Dr. #1: "Sink or swim? Don't forget to go to radiology and get some x-rays; you'll need to take them with you when you see Dr. #2 next. They'll be expecting you."
Randy: "No they won't."
Dr. #1: "They will if you call ahead."
(...Randy shambles over to radiology on his broken hip...)
Receptionist: "Do you have a prescription from Dr. #1?"
Randy: "No, but he's in this same building. Shouldn't it be in your system? Can't you just call him?"
(...The receptionist stares at Randy as if he's from another planet...)
Receptionist: "If you don't have a prescription from Dr. #1 insurance won't cover it."
(...Shamble, shamble, shamble...)

OK, so, I'm being a bit unfair to the doctors and the receptionists and the nurses here. My doctor's not really a jackass like I'm making him out to be, and he's just doing his job filling a role in a broken system. Blaming him isn't going to change anything. As a wise man once said, "You're treating a symptom, when the disease rages on, consumes the human race. The fish rots from the head, as they say, so my thinking is why not cut off the head?" Unfortunately, the health care system, like other broken systems (campaign finance, the tax code, Congress) in America these days, seems to be more hydra than fish: the more heads you cut off, the more that take their place.
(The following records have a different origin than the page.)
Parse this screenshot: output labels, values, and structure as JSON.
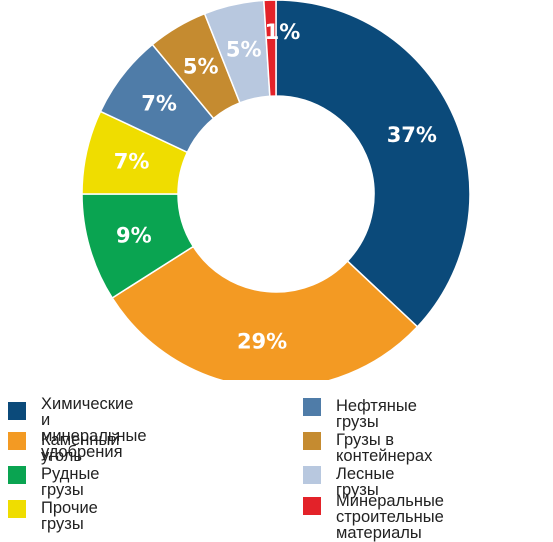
{
  "chart_data": {
    "type": "pie",
    "donut": true,
    "slices": [
      {
        "name": "Химические\nи минеральные удобрения",
        "value": 37,
        "label": "37%",
        "color": "#0b4a7a"
      },
      {
        "name": "Каменный уголь",
        "value": 29,
        "label": "29%",
        "color": "#f39a23"
      },
      {
        "name": "Рудные грузы",
        "value": 9,
        "label": "9%",
        "color": "#0aa451"
      },
      {
        "name": "Прочие грузы",
        "value": 7,
        "label": "7%",
        "color": "#efdd00"
      },
      {
        "name": "Нефтяные грузы",
        "value": 7,
        "label": "7%",
        "color": "#4f7ca8"
      },
      {
        "name": "Грузы в контейнерах",
        "value": 5,
        "label": "5%",
        "color": "#c58b30"
      },
      {
        "name": "Лесные грузы",
        "value": 5,
        "label": "5%",
        "color": "#b8c8df"
      },
      {
        "name": "Минеральные\nстроительные материалы",
        "value": 1,
        "label": "1%",
        "color": "#e32229"
      }
    ],
    "legend_position": "bottom"
  }
}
In any case, the primary barrier to better privacy controls in OSNs that might enable health care collaboration is not a technical one but a social or business one: how do you pay for it and how do you convince people to use it? I wish I had the answers to those questions, but right now all I want to do is finish my thesis and get a job.

Getting a job immediately after I finish my PhD in May is absolutely crucial: because of DOMA, I can't be included on Ted's health insurance so I will need (possibly in the literal, will-actually-die-without sense of the word) to have some sort of health insurance of my own. Kind of takes some of the celebration out of the fact that marriage equality is coming to Maryland very soon, since it doesn't do anything to change DOMA. I'm sure that President Obama's going to take care of that during his second term, but I don't have the luxury of waiting for that. I remember when I was younger thinking that politics really didn't affect me much and so I didn't care much about it. Suddenly, I feel like so many of the big issues of the day -- marriage equality, health care, government spending -- impact me specifically. Thank goodness I'm not also an immigrant woman... I might explode from the political pressure, or even worse, get featured on CNN in a fluff piece.